Lathrop Police Services arrested 35-year-old Markus Monroe, who was allegedly attempting to sell more than 100 pounds of fireworks to an undercover officer. Among the items were 49 “M-1000” explosives that resulted in individual felony charges for each item and culminated with a bail amount of more than $24 million.
“You can’t just outright advertise illegal fireworks for sale because the ads would be taken down, so what these guys were doing was selling things that were legitimate and would have the aerial and explosive fireworks on display behind the item and would negotiate the price in the conversation back and forth,” said Lathrop Police Chief Ryan Biedermann. “We want people to enjoy the holiday, but we want them to do it in a way that is safe and in a fashion that isn’t going to hurt anyone. When you’re talking about these M-1000 devices there is a huge potential that they could harm people and severely damage property.”
Law enforcement in Ripon, Lathrop, and Manteca will be out in force using technology and the host law to nail renters or homeowners for citations of up to $1,000 for launching illegal fireworks.
There will be a lot fewer illegal fireworks on Lathrop streets for Independence Day this year.
Approximately 400 pounds less, to be specific. Manteca has seized several hundred pounds of illegal fireworks as well.
For the last week, the Lathrop Manteca Fire District and Lathrop Police Services have been running a buy-bust sting operation hoping to take the providers of the illegal fireworks that cause so many problems this time of year off the street before the holiday – potentially saving lives and or property in the process.
By scanning online ads posted to sites like Craigslist and OfferUp investigators were able to make contact and organize purchases of illegal good from four individuals who thought they were flying under the radar by selling legitimate items with the fireworks in the background of the image they provided with the ad.
“There’s no value for those kinds of things – they’re meant to only destroy things – and we want to get those off the street before they hurt themselves or someone else.”
Biedermann said that he knows that the busts aren’t enough to eliminate the problem that he says is caused by the easy money for those who are willing to go out-of-state to purchase them and bring them back, but believes that busts like the ones carried out this week will send a message that officers are actively searching for those breaking the law and taking them out of business before they can provide materials that can cause injury or even death when used improperly.
The joint operation paired together the agency tasked with criminal enforcement with the agency responsible for treating injuries and putting out the fires that illegal fireworks are often tied to – an opportunity, Lathrop Manteca Fire Chief Gene Neely said, to maximize resources when they’re needed most.

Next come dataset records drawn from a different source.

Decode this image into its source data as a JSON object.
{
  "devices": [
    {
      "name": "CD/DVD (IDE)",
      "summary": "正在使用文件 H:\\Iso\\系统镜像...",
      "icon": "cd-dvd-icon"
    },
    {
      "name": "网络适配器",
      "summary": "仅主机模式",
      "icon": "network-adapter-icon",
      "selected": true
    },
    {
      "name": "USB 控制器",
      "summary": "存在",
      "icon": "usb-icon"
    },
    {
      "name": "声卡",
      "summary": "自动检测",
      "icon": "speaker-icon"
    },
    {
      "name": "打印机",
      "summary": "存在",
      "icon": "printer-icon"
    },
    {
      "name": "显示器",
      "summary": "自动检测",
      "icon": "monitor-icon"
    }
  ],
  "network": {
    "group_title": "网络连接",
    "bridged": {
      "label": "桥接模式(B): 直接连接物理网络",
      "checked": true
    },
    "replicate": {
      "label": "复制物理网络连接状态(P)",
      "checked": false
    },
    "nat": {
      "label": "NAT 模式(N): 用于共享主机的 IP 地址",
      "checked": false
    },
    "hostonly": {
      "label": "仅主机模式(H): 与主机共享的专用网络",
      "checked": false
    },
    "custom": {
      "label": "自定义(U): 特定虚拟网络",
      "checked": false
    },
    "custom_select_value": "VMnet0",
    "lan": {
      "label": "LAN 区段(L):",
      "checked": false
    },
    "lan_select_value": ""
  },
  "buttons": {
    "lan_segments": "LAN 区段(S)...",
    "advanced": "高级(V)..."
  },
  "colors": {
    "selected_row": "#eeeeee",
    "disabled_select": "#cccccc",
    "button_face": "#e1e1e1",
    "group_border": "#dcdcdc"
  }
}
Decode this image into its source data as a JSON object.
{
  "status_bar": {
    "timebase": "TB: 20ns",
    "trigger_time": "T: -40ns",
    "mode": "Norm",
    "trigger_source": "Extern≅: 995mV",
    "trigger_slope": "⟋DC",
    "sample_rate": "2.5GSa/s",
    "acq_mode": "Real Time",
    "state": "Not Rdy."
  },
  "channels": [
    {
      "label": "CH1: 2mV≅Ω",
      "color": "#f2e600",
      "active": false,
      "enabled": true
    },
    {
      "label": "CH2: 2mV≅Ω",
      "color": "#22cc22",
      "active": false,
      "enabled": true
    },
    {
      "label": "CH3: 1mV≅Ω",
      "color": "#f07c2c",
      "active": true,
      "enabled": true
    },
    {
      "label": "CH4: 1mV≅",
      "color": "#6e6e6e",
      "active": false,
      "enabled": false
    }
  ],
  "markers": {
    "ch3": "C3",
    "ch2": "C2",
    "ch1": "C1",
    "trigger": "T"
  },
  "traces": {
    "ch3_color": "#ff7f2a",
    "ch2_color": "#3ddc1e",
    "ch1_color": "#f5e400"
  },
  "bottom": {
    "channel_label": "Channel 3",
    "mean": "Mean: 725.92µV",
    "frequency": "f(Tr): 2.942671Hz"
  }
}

“It’s really hard in the age of COVID to get resources committed for special operations like this, but we had been working little bit together and decided that it would be beneficial for both of us to team up, and one we got on a roll and got committed it just all started to click,” Neely said. “We dedicated a couple of guys and they dedicated a couple of guys and we were able to put a dent in the sales of illegal fireworks and get them off the street.”
Neely said that it has been an active year for both safe-and-sane and illegal fireworks, likely due to the fact that most aerial fireworks displays were cancelled when COVID numbers started to spike – adding that sales at the safe-and-sane booth staffed by his agency were selling twice as many fireworks as they did last year.
The two agencies will continue their joint operation with live patrols through the weekend to try and catch those violating the city’s ordinance against legal fireworks – relying on both the app that allows for residents to turn in violators and the on-the-street work of deputies and firefighters trying to stamp out the problem.